Le gérant de la société Gatrans se serait rendu coupable de mécanismes frauduleux ayant favorisé des importations sans déclarations et en contrebande de plusieurs conteneurs de marchandises diverses au port d'Owendo. pour non-respect des engagements pris pour paiement des droits de taxes, frais et amendes s'élevant à plus de 7 milliards de francs, il a été incarcéré jeudi dernier à Gros-Bouquet.
BRANCHE de l'administration publique chargée du recouvrement des droits imposés sur les marchandises, aussi bien à l'importation qu'à l'exportation, la douane, tout en procurant des revenus au trésor, a pour objectif de protéger l'économie nationale. Il se passe, en effet, toutes sortes de transactions tant régulières que frauduleuses.
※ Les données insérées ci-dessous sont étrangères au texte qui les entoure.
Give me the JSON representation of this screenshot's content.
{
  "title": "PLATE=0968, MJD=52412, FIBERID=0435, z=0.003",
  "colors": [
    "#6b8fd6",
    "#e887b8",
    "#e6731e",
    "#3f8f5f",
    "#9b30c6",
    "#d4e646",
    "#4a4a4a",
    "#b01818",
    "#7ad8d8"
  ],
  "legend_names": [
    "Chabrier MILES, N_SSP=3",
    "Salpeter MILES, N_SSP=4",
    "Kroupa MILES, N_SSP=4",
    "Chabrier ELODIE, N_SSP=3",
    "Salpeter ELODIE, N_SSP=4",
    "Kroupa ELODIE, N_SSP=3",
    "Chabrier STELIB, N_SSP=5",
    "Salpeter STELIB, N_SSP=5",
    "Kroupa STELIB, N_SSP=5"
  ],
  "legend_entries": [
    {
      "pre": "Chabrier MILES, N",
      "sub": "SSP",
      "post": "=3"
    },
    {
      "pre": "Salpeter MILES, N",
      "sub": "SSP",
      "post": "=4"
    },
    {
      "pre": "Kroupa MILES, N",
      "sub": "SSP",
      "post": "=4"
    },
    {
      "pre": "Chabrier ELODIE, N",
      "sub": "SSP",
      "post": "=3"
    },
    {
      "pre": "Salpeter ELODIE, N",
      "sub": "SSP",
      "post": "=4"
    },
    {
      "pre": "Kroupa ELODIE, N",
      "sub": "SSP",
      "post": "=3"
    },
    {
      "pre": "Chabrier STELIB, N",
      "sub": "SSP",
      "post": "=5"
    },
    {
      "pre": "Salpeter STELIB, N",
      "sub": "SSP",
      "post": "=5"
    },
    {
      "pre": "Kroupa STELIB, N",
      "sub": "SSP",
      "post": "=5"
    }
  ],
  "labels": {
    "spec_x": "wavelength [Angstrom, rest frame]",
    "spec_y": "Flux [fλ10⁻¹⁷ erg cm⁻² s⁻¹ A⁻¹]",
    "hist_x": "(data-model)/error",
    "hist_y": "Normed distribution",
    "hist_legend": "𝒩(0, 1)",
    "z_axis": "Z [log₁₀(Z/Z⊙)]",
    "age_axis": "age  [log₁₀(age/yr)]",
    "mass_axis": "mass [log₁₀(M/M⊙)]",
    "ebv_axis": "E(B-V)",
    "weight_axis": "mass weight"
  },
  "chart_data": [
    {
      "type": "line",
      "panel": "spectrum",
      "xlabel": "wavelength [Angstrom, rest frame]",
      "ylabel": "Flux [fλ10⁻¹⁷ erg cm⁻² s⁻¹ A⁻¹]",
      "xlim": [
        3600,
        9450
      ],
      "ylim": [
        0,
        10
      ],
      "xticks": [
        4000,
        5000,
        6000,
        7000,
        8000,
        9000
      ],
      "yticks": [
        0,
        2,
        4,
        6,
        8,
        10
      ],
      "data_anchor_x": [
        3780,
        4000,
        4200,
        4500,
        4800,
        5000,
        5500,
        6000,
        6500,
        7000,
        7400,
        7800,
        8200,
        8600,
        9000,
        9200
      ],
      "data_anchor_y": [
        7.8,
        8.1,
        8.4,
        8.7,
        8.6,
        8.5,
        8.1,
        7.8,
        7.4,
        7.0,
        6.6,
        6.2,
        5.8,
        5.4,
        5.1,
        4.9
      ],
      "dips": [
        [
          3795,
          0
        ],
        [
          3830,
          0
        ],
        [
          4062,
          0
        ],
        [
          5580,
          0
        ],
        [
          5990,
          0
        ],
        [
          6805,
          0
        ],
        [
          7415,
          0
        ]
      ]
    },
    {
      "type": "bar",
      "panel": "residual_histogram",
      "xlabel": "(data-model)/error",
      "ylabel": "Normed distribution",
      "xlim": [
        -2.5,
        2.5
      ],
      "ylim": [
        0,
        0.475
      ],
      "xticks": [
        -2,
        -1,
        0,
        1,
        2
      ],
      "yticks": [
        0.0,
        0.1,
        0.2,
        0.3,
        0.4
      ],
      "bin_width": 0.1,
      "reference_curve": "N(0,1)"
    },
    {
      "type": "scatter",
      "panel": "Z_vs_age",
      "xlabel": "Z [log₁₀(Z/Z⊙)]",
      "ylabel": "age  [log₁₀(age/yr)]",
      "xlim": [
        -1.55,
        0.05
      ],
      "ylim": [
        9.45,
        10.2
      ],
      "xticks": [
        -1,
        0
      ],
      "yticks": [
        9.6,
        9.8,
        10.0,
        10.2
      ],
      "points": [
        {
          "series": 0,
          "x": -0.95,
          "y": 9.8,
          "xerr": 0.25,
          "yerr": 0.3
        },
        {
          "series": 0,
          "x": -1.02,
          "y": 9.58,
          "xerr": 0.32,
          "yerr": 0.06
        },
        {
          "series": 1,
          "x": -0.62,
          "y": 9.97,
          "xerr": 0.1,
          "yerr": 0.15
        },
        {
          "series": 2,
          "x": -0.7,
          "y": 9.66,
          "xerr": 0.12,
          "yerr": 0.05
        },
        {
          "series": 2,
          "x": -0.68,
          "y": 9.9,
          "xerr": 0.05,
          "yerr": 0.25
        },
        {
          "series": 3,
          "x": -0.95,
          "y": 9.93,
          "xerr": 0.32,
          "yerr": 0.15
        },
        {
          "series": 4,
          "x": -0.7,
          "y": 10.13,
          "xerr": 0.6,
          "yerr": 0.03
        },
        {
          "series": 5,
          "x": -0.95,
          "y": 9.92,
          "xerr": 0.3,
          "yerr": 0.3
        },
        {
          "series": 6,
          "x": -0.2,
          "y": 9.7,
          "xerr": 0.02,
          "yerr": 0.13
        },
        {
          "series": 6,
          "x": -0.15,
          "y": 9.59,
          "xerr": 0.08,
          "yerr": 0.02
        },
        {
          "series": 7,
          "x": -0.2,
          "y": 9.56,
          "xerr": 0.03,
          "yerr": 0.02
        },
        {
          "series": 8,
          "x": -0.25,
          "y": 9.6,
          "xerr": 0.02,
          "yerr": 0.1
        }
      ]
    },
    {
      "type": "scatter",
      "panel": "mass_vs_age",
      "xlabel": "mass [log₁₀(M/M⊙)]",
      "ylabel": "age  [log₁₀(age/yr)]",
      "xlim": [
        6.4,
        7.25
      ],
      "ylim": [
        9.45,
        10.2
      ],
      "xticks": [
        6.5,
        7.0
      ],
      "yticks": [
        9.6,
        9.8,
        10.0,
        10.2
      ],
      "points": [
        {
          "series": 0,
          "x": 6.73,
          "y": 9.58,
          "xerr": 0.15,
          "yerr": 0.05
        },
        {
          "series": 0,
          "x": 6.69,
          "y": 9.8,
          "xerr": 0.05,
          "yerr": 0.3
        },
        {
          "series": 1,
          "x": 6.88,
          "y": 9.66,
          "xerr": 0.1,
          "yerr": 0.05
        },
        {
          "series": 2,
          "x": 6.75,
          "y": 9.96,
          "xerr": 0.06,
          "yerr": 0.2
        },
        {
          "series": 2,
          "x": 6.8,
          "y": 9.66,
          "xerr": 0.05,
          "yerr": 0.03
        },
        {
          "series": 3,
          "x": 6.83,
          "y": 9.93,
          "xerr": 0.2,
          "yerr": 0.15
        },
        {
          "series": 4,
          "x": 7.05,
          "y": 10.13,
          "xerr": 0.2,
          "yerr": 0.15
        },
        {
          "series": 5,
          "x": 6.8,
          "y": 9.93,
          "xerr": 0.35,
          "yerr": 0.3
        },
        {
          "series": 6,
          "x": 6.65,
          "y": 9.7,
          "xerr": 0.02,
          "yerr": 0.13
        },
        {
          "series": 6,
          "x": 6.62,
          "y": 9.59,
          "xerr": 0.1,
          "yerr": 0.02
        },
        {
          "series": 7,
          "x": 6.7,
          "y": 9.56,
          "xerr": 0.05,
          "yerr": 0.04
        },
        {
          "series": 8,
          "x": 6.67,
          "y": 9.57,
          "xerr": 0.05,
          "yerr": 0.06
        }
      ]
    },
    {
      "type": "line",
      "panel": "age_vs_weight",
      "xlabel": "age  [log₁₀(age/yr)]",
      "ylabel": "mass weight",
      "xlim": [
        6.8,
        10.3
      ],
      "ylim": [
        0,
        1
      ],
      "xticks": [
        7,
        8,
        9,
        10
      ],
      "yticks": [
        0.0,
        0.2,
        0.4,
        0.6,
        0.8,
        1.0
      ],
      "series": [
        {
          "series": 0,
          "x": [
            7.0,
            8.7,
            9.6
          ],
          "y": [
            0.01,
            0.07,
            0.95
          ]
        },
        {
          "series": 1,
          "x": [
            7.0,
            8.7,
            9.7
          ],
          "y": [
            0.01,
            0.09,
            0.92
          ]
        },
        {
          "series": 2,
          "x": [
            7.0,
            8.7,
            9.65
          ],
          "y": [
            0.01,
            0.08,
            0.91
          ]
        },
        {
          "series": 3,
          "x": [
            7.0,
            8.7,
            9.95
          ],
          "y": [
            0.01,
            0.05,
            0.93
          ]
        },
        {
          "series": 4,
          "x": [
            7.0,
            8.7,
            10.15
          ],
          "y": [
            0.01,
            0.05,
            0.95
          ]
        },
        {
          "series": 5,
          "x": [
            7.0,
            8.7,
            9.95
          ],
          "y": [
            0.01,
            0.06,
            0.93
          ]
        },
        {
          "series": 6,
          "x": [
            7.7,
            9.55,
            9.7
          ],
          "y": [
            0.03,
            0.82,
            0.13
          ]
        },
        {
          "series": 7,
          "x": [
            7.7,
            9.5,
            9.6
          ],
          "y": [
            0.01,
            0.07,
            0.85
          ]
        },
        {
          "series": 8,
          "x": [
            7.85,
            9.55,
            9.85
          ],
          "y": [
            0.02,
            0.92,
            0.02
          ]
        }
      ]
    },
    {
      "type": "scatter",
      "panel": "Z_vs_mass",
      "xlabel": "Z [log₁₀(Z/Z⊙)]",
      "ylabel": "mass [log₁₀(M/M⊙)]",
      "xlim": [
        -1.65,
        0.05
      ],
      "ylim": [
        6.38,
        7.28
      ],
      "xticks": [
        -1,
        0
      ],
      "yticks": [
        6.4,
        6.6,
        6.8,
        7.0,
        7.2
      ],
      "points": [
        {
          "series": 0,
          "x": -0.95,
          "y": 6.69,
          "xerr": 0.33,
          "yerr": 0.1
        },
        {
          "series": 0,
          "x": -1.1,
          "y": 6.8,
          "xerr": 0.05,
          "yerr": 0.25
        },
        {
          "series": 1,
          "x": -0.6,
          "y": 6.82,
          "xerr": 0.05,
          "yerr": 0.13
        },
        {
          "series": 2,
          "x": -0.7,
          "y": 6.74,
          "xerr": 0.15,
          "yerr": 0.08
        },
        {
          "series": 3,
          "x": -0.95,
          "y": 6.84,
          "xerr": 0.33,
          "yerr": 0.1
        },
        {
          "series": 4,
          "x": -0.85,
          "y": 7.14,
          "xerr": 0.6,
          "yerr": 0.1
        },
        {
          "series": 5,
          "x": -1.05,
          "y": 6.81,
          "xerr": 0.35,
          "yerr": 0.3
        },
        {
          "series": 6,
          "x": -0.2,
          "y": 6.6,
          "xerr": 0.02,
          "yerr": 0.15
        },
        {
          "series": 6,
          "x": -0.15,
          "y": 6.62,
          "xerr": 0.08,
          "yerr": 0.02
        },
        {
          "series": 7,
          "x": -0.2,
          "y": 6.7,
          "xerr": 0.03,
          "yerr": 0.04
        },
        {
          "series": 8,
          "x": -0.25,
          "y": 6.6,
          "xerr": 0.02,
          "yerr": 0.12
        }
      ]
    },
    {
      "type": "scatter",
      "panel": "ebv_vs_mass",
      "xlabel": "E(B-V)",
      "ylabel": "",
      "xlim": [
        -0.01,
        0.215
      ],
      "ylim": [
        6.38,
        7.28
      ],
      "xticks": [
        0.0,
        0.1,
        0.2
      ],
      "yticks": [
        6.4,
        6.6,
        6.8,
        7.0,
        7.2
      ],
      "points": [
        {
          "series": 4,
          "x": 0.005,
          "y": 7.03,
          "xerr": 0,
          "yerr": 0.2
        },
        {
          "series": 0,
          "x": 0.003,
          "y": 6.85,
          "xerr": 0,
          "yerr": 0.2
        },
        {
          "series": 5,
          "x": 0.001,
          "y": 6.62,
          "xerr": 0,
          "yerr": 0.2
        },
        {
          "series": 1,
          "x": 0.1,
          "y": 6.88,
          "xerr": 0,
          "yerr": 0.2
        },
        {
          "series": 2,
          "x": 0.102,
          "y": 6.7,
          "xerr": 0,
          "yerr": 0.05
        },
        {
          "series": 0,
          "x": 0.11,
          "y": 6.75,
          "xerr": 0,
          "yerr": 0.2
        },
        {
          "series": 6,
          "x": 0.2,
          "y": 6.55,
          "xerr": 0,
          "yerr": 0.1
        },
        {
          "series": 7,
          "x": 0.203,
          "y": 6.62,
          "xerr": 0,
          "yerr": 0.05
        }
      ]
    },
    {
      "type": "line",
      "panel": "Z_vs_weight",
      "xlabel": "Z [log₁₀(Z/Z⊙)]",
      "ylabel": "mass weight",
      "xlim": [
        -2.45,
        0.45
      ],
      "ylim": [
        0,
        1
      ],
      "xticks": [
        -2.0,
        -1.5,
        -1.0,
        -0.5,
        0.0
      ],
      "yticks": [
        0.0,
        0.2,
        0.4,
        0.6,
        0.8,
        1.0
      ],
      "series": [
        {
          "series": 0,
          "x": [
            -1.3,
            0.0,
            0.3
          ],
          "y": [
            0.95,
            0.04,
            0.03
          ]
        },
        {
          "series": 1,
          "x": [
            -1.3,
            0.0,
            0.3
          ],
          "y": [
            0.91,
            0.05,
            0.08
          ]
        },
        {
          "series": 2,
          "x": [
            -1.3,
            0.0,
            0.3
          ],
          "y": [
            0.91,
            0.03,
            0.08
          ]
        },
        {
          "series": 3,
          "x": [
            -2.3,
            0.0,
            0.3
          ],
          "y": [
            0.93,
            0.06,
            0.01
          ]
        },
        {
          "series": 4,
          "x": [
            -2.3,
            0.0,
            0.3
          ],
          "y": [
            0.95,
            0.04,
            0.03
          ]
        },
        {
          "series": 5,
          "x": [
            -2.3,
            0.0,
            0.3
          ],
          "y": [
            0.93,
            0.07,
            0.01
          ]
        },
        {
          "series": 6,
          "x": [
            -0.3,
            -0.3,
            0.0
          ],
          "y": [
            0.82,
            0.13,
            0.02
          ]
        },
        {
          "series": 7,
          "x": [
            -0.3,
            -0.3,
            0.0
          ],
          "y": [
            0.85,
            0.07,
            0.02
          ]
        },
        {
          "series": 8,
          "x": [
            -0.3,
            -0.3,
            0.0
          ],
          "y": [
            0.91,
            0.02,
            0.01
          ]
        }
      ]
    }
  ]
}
L'affaire Moussa Tounkara avait déjà défrayé la chronique dans les milieux concernés, où on évoquait invariablement le fait que le gérant de la société Gatrans s'était attribué certains privilèges de nobles, au point de passer sans dommage les barrières douanières à son profit et au grand dam du trésor public.
Le mis en cause se serait rendu ainsi coupable de mécanismes entachés de fraude ayant favorisé des importations, sans déclarations et en contrebande de plusieurs conteneurs (près de 240) de marchandises diverses au port d'Owendo, entre 1996 et 1999.
Ces mécanismes frauduleux, de source douanière, ont consisté en la non-régularisation des déclarations provisoires de marchandises ayant servi de supports documentaires pour l'obtention de bons à enlever en douane. Ces déclarations, dit-on, étant non-applicables aux marchandises réellement importées. Ces faits, constitutifs des délits de contrebande, sont prévus et réprimés notamment par le code des douanes de la Cémac.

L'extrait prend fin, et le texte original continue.